Amerikas

Lateinamerikanische Militärorganisation wird Realität

In Chile wird sich heute und morgen der Verteidigungsausschuss der Union Südamerikanischer Nationen (UNASUR) konstituieren

Santiago de Chile. Der lateinamerikanische Integrationsprozess geht in die nächste Etappe: Heute und morgen werden die 12 Mitgliedsstaaten der Union Südamerikanischer Nationen (UNASUR) den Verteidigungsausschuss ihrer Organisation ins Leben rufen. Das zweitägige Treffen findet in Santiago de Chile statt. Es ist das erste Mal in der Geschichte Lateinamerikas, dass sich die Verantwortlichen der jeweiligen nationalen Streitkräfte an einen Tisch setzen, um eine gemeinsame Politik zu entwerfen. Die mulitlateralen Treffen soll zukünftig zur Regel werden.

Den Vorsitz im Verteidigungsausschuss wird jedes Mitgliedsland für eine gewisse Zeit innehaben. Jährlich sollen die Verteidigungsminister der zwölf UNASUR-Staaten ein Mal zusammenkommen. Ihre Vizeminister werden sich hingegen alle sechs Monate treffen. "Bisher hat man immer nur bilateral miteinander verhandelt; der Verteidigungsausschuss wird die Themen multilateral angehen", erklärte der chilenische Verteidigungsminister José Goñi vorab im Telefoninterview mit der spanische Tageszeitung El País.
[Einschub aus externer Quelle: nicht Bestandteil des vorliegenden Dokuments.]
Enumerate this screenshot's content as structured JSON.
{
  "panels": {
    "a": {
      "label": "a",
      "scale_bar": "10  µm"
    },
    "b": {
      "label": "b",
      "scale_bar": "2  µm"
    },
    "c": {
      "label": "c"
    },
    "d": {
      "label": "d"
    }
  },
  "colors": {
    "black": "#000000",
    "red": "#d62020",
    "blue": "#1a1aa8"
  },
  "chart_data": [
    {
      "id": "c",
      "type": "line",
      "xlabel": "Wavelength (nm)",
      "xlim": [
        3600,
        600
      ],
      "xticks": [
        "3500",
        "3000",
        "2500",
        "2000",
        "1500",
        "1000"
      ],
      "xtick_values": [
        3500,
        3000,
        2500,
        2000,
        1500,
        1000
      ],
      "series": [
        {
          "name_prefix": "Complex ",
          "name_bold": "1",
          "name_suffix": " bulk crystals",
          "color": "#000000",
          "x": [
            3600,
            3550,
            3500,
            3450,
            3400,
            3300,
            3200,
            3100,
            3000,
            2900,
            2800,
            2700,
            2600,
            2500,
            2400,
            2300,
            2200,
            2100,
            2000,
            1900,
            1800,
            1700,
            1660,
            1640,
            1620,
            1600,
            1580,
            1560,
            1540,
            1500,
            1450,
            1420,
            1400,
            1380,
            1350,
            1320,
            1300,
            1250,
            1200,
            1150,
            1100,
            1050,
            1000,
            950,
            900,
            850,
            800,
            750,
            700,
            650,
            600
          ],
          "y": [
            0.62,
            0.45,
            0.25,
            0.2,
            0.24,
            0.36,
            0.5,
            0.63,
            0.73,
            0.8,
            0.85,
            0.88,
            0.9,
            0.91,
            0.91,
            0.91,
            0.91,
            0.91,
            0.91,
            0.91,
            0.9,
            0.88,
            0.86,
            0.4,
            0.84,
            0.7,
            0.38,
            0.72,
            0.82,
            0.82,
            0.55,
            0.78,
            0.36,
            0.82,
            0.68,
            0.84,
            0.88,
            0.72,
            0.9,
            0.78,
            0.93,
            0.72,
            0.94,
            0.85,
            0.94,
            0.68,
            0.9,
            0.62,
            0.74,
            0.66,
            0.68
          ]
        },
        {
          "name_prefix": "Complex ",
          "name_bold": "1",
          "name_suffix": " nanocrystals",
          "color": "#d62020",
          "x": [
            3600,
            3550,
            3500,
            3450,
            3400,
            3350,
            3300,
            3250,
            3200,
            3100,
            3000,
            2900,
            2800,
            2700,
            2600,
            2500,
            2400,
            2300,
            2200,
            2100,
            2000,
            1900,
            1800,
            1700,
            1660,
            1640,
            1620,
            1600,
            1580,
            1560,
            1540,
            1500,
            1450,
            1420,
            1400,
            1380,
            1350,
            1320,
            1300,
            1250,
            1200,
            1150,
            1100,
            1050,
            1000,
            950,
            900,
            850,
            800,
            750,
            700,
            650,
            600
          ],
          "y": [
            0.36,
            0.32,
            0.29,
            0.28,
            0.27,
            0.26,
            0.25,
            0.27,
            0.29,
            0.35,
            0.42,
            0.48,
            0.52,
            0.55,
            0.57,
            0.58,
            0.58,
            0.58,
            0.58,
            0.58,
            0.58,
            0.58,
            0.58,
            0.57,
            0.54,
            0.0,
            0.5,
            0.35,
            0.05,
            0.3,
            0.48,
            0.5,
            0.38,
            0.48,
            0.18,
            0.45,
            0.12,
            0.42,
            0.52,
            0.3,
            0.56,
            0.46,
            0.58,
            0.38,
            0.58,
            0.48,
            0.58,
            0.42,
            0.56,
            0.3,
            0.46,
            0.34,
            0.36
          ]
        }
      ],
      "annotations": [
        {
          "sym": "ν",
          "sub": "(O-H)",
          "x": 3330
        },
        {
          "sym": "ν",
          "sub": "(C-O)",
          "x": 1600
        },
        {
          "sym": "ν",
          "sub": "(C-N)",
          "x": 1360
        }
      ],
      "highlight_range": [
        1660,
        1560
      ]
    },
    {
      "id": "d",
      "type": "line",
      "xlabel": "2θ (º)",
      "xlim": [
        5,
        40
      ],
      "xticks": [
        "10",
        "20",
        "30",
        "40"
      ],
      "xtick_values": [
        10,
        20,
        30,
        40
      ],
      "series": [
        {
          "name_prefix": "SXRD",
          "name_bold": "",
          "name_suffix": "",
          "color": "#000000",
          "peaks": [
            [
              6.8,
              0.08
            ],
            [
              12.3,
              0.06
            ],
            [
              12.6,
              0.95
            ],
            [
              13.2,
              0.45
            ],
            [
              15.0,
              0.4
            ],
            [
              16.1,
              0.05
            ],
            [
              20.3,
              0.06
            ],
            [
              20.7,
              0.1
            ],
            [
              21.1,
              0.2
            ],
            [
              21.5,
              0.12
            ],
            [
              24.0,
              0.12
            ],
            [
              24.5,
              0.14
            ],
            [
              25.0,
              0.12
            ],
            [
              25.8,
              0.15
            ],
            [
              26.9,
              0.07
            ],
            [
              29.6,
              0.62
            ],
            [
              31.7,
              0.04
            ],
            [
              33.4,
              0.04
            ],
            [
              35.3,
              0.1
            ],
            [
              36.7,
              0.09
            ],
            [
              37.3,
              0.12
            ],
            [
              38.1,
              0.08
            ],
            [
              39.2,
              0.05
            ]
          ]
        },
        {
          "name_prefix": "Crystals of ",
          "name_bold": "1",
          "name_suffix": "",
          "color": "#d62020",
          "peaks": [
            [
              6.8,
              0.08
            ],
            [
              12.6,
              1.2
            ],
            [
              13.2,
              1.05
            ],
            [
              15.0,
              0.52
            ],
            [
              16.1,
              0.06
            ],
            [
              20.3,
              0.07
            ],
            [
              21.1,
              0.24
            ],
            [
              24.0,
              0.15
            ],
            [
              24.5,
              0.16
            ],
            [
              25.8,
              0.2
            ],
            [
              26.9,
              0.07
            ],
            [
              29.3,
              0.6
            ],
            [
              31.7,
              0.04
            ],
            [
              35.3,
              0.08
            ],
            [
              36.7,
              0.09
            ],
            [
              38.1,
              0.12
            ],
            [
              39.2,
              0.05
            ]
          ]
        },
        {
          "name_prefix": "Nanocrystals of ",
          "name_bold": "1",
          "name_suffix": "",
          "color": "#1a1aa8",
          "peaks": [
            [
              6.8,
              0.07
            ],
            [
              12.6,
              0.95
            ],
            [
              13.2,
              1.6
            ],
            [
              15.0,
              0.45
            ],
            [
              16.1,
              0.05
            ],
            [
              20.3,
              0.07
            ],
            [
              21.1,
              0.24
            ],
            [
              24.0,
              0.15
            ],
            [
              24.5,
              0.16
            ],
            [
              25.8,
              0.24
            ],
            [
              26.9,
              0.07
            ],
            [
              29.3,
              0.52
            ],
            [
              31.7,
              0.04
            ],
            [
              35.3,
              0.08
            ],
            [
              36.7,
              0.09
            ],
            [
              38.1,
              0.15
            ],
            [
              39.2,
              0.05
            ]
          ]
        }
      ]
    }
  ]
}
Mit dem neuen Gremium wollen die UNASUR-Mitglieder ein Forum schaffen, wo sie sicherheitspolitische Belange besprechen und Probleme lösen können. Über die Gründung einer südamerikanischen Militärorganisation im Stile der NATO möchte heutzutage noch niemand laut sprechen. Zu tief sind die inneramerikanischen Widersprüche. So harrt zum Beispiel der kolumbianisch-ecuadorianische Konflikt weiterhin seiner Lösung. Quito hat es Bogotá nicht vergessen, dass im März 2008 die kolumbianische Armee mit US-Unterstützung ein Guerrilla-Camp der Revolutionären Streitkräfte Kolumbiens (FARC) in Ecuador überfiel. Die Militäraktion brachte die beiden Staaten und Venezuela an den Rand eines Regionalkrieges. Kolumbien ist, obwohl treuster Alliierter der USA, auch Mitglied von UNASUR.

Bei den heute und morgen stattfindenden Konferenzen werden die Zwölf einen Aktionsplan ausarbeiten, um die zukünftige Zusammenarbeit zu strukturieren. Am Ende soll eine gemeinsame Sicherheits- und Verteidigungspolitik erkennbar werden. Auf der Tagesordnung steht die verstärkte Kooperation in militärischen Angelegenheiten, bei humanitären und Friedensoperationen. Am Ende könnte sogar der Vorschlag zur Bildung eines gemeinsamen Verteidigungsinstituts Realität werden. Heikle Themen, wie die Drogenbekämpfung, haben die UNASUR-Staaten bis auf Weiteres ausgeklammert. Im Mittelpunkt der Gespräche wird die Suche nach einem Konsens in Fragen von Sicherheit und Strategie stehen.

Im geopolitischen Kontext stellt die Bildung der militärischen UNASUR-Struktur eine politische Antwort Südamerikas auf die verstärkte militärische Präsenz der USA in der Region dar. 2008 hatte Washington seine IV. Flotte entmottet, modernisiert und in lateinamerikanische Gewässer entsandt.

Alle Staaten Südamerikas nahmen im Mai 2008 an der Gründung der UNASUR teil. Ihre Ziele sind der Kampf gegen "Ungleichheit, soziale Ausgrenzung, Hunger, Armut und Unsicherheit". Bis 2025 möchten die Mitgliedsländer eine internationale Organisation im Stile der Europäischen Union schaffen.